Recursive Feature Elimination (RFE) is a wrapper method that works by recursively removing features and building a model on the remaining features. It ranks the features based on their importance and eliminates the least important features at each iteration.
SelectFromModel is an embedded method that selects features based on the importance weights assigned by a machine learning model.
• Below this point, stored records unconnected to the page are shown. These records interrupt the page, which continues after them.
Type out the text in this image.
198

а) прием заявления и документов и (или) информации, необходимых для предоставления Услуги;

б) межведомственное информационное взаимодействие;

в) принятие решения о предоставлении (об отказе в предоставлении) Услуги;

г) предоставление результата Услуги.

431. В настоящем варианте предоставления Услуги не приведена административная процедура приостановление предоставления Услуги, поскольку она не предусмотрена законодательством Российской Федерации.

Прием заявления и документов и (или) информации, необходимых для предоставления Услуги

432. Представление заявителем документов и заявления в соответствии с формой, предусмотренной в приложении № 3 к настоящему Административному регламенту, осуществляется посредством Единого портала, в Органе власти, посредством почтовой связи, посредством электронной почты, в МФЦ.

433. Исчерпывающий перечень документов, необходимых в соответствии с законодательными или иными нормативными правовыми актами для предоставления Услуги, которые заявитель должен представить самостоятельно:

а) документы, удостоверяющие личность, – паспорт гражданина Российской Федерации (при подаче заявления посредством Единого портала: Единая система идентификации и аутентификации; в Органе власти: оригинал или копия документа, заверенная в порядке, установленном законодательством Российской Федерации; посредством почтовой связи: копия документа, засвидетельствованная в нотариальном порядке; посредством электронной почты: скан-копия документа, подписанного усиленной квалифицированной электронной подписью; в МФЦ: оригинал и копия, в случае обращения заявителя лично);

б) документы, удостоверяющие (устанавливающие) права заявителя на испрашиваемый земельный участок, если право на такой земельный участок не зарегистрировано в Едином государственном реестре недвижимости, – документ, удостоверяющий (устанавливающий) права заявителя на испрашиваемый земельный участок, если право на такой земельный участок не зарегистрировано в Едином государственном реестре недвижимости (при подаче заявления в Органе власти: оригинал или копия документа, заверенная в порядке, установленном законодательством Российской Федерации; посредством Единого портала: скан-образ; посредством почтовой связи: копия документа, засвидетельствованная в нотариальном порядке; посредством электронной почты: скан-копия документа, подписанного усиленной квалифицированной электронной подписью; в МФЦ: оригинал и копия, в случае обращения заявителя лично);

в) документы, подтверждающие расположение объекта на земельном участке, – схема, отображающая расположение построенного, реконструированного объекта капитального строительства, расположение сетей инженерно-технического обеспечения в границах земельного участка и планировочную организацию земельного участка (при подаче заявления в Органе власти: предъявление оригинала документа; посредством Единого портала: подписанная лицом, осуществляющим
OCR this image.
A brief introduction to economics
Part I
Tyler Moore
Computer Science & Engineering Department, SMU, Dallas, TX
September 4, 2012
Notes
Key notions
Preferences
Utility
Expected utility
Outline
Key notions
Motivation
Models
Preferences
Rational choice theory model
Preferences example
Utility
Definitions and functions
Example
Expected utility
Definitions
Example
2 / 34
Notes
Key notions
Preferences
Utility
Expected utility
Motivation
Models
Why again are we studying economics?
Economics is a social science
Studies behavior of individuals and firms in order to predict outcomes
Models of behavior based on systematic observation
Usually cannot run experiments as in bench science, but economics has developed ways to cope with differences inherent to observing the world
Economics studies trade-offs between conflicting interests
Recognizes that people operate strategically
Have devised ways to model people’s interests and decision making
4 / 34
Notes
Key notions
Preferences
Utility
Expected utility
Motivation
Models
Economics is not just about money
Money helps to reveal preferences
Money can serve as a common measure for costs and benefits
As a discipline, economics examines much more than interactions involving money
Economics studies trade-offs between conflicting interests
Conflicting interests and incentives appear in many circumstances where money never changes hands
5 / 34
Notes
For example, a linear regression model can assign coefficients to each feature, and features with coefficients below a certain threshold can be removed.
from sklearn.datasets import load_breast_cancer
from sklearn.feature_selection import SelectKBest
from sklearn.feature_selection import chi2
import pandas as pd
# Load the breast cancer dataset
data = load_breast_cancer()
X = data.data
y = data.target
# Apply SelectKBest class to extract top 10 best features
bestfeatures = SelectKBest(score_func=chi2, k = 10)
fit = bestfeatures.fit(X,y)
dfscores = pd.DataFrame(fit.scores_)
dfcolumns = pd.DataFrame(data.feature_names)
# Concat two dataframes for better visualization
featureScores = pd.concat([dfcolumns, dfscores], axis = 1)
featureScores.columns = ['Specs', 'Score']
print(featureScores.nlargest(10,'Score'))
In this example, we use the SelectKBest
class to select the top 10 features based on the chi - squared test.
from sklearn.datasets import load_breast_cancer
from sklearn.feature_selection import RFE
from sklearn.linear_model import LogisticRegression
# Load the breast cancer dataset
data = load_breast_cancer()
X = data.data
y = data.target
# Create a logistic regression model
model = LogisticRegression()
# Create the RFE model and select 10 features
rfe = RFE(model, n_features_to_select = 10)
fit = rfe.fit(X, y)
# Print the selected features
print("Num Features: %d" % fit.n_features_)
print("Selected Features: %s" % fit.support_)
print("Feature Ranking: %s" % fit.ranking_)
Here, we use RFE to select the top 10 features for a logistic regression model.
from sklearn.datasets import load_breast_cancer
from sklearn.feature_selection import SelectFromModel
from sklearn.ensemble import RandomForestClassifier
# Load the breast cancer dataset
data = load_breast_cancer()
X = data.data
y = data.target
# Create a random forest classifier
model = RandomForestClassifier()
model.fit(X, y)
# Use SelectFromModel to select features
selector = SelectFromModel(model, prefit = True)
X_new = selector.transform(X)
print("Original number of features: %d" % X.shape[1])
print("New number of features: %d" % X_new.shape[1])
In this example, we use SelectFromModel to select features based on the importance weights assigned by a random forest classifier.
Advanced feature selection techniques in Scikit - learn can significantly improve the performance of machine learning models. By understanding the core concepts, typical usage scenarios, and different techniques available in Scikit - learn, you can effectively select the most relevant features for your projects. However, it is important to be aware of the common pitfalls and follow the best practices to ensure that the feature selection process is robust and generalizable.